= Donald MacFarlane =

Founder of Free Presbyterian church of Scotland

Rev. Donald Macfarlane (1834–1926) was the founding father of the Free Presbyterian Church of Scotland.

== Early life ==
Macfarlane was born in 1834 on the island of North Uist at Vallay. He was the fourth of a family of six sons. His father, Donald Macfarlane, was from Skye, and managed the farms of the proprietor of the island. His mother was Elizabeth (Betty) MacDonald.

In 1856, while listening to Rev. Alexander MacColl, the renowned Highland preacher, Donald Macfarlane was convicted by the question, “Is there any young man in the audience who will come to Christ?” Through that experience, and reading some more gospel tracts, he became a Christian.

He taught for a time in North Uist, before studying in the University and the Free Church College, Glasgow.

== Ministry ==
Macfarlane was licensed by Free Church Presbytery of Skye and Uist at Snizort on 24 June 1874. He was ordained and inducted 6 January 1876 to the Free Church charge of Strathconon in Ross-shire 1876 where he served until 1879. From there, he served in Moy from 1879 to 1888, then Kilmallie from 1888 to 1893. His final charge in the Free Church was on the island of Raasay, to which he was inducted on 27 April 1893.

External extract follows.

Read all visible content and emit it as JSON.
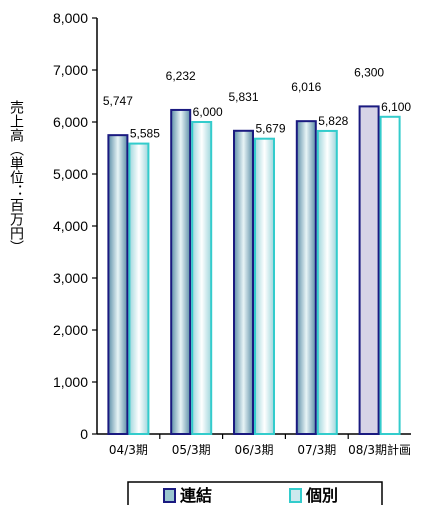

After the beginning of the Free Presbyterian Church, on 14 August 1893, he served in Raasay until 1903 when he was translated to the Dingwall congregation which he pastored until his death in 1926.

He was the Moderator of the Free Presbyterian Synod in 1917 and 1920.

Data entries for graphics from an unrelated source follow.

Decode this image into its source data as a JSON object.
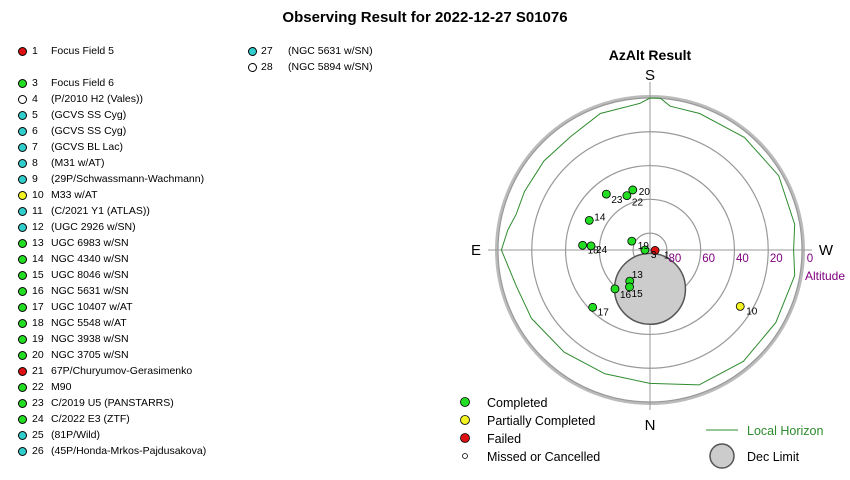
{
  "title": "Observing Result for 2022-12-27 S01076",
  "colors": {
    "completed": "#22dd22",
    "partial": "#f2f222",
    "failed": "#dd1111",
    "missed": "#ffffff",
    "skipped_cyan": "#33cccc",
    "horizon": "#2e8b2e",
    "dec_limit": "#cccccc",
    "altitude_text": "#800080"
  },
  "targets": [
    {
      "num": "1",
      "name": "Focus Field 5",
      "status": "failed"
    },
    {
      "num": "3",
      "name": "Focus Field 6",
      "status": "completed"
    },
    {
      "num": "4",
      "name": "(P/2010 H2 (Vales))",
      "status": "missed"
    },
    {
      "num": "5",
      "name": "(GCVS SS Cyg)",
      "status": "skipped_cyan"
    },
    {
      "num": "6",
      "name": "(GCVS SS Cyg)",
      "status": "skipped_cyan"
    },
    {
      "num": "7",
      "name": "(GCVS BL Lac)",
      "status": "skipped_cyan"
    },
    {
      "num": "8",
      "name": "(M31 w/AT)",
      "status": "skipped_cyan"
    },
    {
      "num": "9",
      "name": "(29P/Schwassmann-Wachmann)",
      "status": "skipped_cyan"
    },
    {
      "num": "10",
      "name": "M33 w/AT",
      "status": "partial"
    },
    {
      "num": "11",
      "name": "(C/2021 Y1 (ATLAS))",
      "status": "skipped_cyan"
    },
    {
      "num": "12",
      "name": "(UGC 2926 w/SN)",
      "status": "skipped_cyan"
    },
    {
      "num": "13",
      "name": "UGC 6983 w/SN",
      "status": "completed"
    },
    {
      "num": "14",
      "name": "NGC 4340 w/SN",
      "status": "completed"
    },
    {
      "num": "15",
      "name": "UGC 8046 w/SN",
      "status": "completed"
    },
    {
      "num": "16",
      "name": "NGC 5631 w/SN",
      "status": "completed"
    },
    {
      "num": "17",
      "name": "UGC 10407 w/AT",
      "status": "completed"
    },
    {
      "num": "18",
      "name": "NGC 5548 w/AT",
      "status": "completed"
    },
    {
      "num": "19",
      "name": "NGC 3938 w/SN",
      "status": "completed"
    },
    {
      "num": "20",
      "name": "NGC 3705 w/SN",
      "status": "completed"
    },
    {
      "num": "21",
      "name": "67P/Churyumov-Gerasimenko",
      "status": "failed"
    },
    {
      "num": "22",
      "name": "M90",
      "status": "completed"
    },
    {
      "num": "23",
      "name": "C/2019 U5 (PANSTARRS)",
      "status": "completed"
    },
    {
      "num": "24",
      "name": "C/2022 E3 (ZTF)",
      "status": "completed"
    },
    {
      "num": "25",
      "name": "(81P/Wild)",
      "status": "skipped_cyan"
    },
    {
      "num": "26",
      "name": "(45P/Honda-Mrkos-Pajdusakova)",
      "status": "skipped_cyan"
    },
    {
      "num": "27",
      "name": "(NGC 5631 w/SN)",
      "status": "skipped_cyan"
    },
    {
      "num": "28",
      "name": "(NGC 5894 w/SN)",
      "status": "missed"
    }
  ],
  "chart_data": {
    "type": "scatter",
    "title": "AzAlt Result",
    "projection": "polar-azimuth-altitude",
    "altitude_rings": [
      0,
      20,
      40,
      60,
      80
    ],
    "altitude_ticks": [
      "80",
      "60",
      "40",
      "20",
      "0"
    ],
    "altitude_axis_label": "Altitude",
    "directions": {
      "top": "S",
      "bottom": "N",
      "left": "E",
      "right": "W"
    },
    "points": [
      {
        "label": "1",
        "az": 85,
        "alt": 87,
        "status": "failed"
      },
      {
        "label": "3",
        "az": 270,
        "alt": 87,
        "status": "completed"
      },
      {
        "label": "10",
        "az": 58,
        "alt": 27,
        "status": "partial"
      },
      {
        "label": "13",
        "az": 327,
        "alt": 68,
        "status": "completed"
      },
      {
        "label": "14",
        "az": 244,
        "alt": 50,
        "status": "completed"
      },
      {
        "label": "15",
        "az": 331,
        "alt": 65,
        "status": "completed"
      },
      {
        "label": "16",
        "az": 318,
        "alt": 59,
        "status": "completed"
      },
      {
        "label": "17",
        "az": 315,
        "alt": 42,
        "status": "completed"
      },
      {
        "label": "18",
        "az": 266,
        "alt": 50,
        "status": "completed"
      },
      {
        "label": "19",
        "az": 244,
        "alt": 78,
        "status": "completed"
      },
      {
        "label": "20",
        "az": 196,
        "alt": 53,
        "status": "completed"
      },
      {
        "label": "22",
        "az": 203,
        "alt": 55,
        "status": "completed"
      },
      {
        "label": "23",
        "az": 218,
        "alt": 48,
        "status": "completed"
      },
      {
        "label": "24",
        "az": 266,
        "alt": 55,
        "status": "completed"
      }
    ],
    "dec_limit": {
      "az": 0,
      "alt": 67,
      "radius_deg": 21
    },
    "local_horizon_alt": [
      {
        "az": 0,
        "alt": 11
      },
      {
        "az": 20,
        "alt": 5
      },
      {
        "az": 40,
        "alt": 4
      },
      {
        "az": 60,
        "alt": 4
      },
      {
        "az": 80,
        "alt": 3
      },
      {
        "az": 90,
        "alt": 5
      },
      {
        "az": 100,
        "alt": 3
      },
      {
        "az": 120,
        "alt": 2
      },
      {
        "az": 140,
        "alt": 3
      },
      {
        "az": 160,
        "alt": 4
      },
      {
        "az": 172,
        "alt": 4
      },
      {
        "az": 176,
        "alt": 0
      },
      {
        "az": 180,
        "alt": 0
      },
      {
        "az": 184,
        "alt": 3
      },
      {
        "az": 200,
        "alt": 4
      },
      {
        "az": 215,
        "alt": 8
      },
      {
        "az": 230,
        "alt": 8
      },
      {
        "az": 245,
        "alt": 8
      },
      {
        "az": 255,
        "alt": 8
      },
      {
        "az": 262,
        "alt": 5
      },
      {
        "az": 270,
        "alt": 2
      },
      {
        "az": 285,
        "alt": 8
      },
      {
        "az": 300,
        "alt": 9
      },
      {
        "az": 320,
        "alt": 11
      },
      {
        "az": 340,
        "alt": 12
      },
      {
        "az": 360,
        "alt": 11
      }
    ],
    "legend": [
      {
        "label": "Completed",
        "status": "completed"
      },
      {
        "label": "Partially Completed",
        "status": "partial"
      },
      {
        "label": "Failed",
        "status": "failed"
      },
      {
        "label": "Missed or Cancelled",
        "status": "missed"
      }
    ],
    "legend_horizon": "Local Horizon",
    "legend_dec_limit": "Dec Limit"
  }
}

== Free Presbyterian Church split ==
The Free Presbyterian Church of Scotland began as a separate denomination when he tabled a Protest against the Declaratory Act at 25 May 1893 meeting of the General Assembly of the Free Church of Scotland (1843–1900). The Act, originally passed in 1892, had allowed a watering-down of the Calvinism of the church and conservative Free Churchmen like Macfarlane believed it would prevent church discipline of those who opposed the Westminster Confession of Faith as a result of it. Macfarlane and those who followed him believed that it 'altered and vitiated' the constitution of the Free Church. On 28 July 1893, at a meeting in Portree, Isle of Skye, Macfarlane joined the Rev Donald Macdonald, Shieldaig and Alexander Macfarlane, a schoolmaster on Raasay, in forming a presbytery.

== Personal life and death ==
He married Mary Stewart Morrison on 14 April, 1880 at the Windsor Hotel, 100 Princes Street, Edinburgh. She was about 13 years younger, and was then a resident of Glasgow, but was originally from Snizort, Skye. They had no children.

On the 4 November 1926, Macfarlane died, aged 92. He had served as a minister for nearly 51 years.